The experiments were terminated after day 13 of treatment because some peptide-treated tumors had begun to escape and grew as rapidly as the controls, indicating tumor resistance to the applied peptides. Recently, it has been proposed that there can be at least two underlying mechanisms for resistance to antiangiogenic therapies: adaptive or evasive resistance and intrinsic nonresponsiveness [31
]. On the basis of the initial response phase of peptide treatment we observed in the case of each peptide, we hypothesize a form of adaptive resistance developed within the tumor microenvironment in response to the peptide treatment. Recent systematic investigation of resistance to endogenous antiangiogenic agents (TSP-1, endostatin, and tumstatin) demonstrates that tumors escape the treatments after several days, and a number of proangiogenic factors (e.g., VEGF, FGF-2, transforming growth factor-β) are upregulated [4
]. Other general mechanisms of resistance include the recruitment of bone marrow-derived proangiogenic cells, increased pericyte coverage in the tumor vasculature, and increased activation of invasion and metastasis for access to normal tissue vasculature [31
]. Future studies should be performed to determine the modes of resistance for each peptide and whether treatment efficacy can be further sustained. Despite these initial limitations, the peptides have a potential to regulate and suppress vessel growth in vivo
and in translational studies possibly when combined with cytotoxic agents or in combinations with other antiangiogenic agents.
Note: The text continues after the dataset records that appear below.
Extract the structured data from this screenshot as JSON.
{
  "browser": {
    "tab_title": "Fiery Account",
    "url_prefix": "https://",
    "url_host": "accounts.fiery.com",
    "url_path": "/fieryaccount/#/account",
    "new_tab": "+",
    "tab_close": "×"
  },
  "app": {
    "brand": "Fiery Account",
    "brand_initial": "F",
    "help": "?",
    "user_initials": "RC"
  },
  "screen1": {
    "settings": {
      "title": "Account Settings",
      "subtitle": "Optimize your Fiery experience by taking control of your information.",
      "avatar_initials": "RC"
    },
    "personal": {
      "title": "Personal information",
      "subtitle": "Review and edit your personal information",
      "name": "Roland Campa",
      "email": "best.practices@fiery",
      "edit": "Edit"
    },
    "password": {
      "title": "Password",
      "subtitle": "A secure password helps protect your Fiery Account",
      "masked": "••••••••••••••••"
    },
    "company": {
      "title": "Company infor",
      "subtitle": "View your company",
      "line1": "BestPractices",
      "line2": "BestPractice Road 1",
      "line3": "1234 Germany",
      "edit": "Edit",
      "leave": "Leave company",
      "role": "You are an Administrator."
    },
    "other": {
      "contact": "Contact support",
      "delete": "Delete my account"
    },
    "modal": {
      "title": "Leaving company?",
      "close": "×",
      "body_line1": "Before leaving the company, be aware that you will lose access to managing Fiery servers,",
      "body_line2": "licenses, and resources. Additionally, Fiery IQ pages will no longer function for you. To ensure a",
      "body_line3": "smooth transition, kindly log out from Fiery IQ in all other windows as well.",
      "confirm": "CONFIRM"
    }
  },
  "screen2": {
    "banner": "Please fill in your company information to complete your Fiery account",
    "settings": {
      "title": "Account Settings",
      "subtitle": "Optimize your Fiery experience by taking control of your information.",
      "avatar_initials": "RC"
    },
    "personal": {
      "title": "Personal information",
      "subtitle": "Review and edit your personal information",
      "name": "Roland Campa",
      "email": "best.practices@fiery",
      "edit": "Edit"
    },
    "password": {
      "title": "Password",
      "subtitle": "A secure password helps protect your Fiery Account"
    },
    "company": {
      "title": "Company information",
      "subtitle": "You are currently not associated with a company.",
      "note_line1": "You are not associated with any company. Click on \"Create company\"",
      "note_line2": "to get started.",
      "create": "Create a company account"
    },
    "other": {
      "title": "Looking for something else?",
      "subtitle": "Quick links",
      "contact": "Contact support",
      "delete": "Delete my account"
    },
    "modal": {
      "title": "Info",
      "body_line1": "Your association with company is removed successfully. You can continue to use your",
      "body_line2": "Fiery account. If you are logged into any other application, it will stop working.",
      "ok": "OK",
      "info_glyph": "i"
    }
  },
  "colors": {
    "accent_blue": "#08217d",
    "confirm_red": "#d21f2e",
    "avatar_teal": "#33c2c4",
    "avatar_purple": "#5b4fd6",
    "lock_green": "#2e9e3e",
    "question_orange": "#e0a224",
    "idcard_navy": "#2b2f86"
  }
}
Breast cancer has been shown to be angiogenesis-dependent; thus, advances in the development of antiangiogenic agents should contribute to the arsenal of therapeutic tools available for treatment of the disease. The presented results indicate the selected peptides may have the potential for translational clinical therapeutics in breast cancer. In summary, we have demonstrated that systematically identified peptides derived from type IV collagen, CXC chemokines, and TSP-1 inhibit neovascularization in MDA-MB-231 breast xenografts and are candidates for translational therapeutics in breast cancer.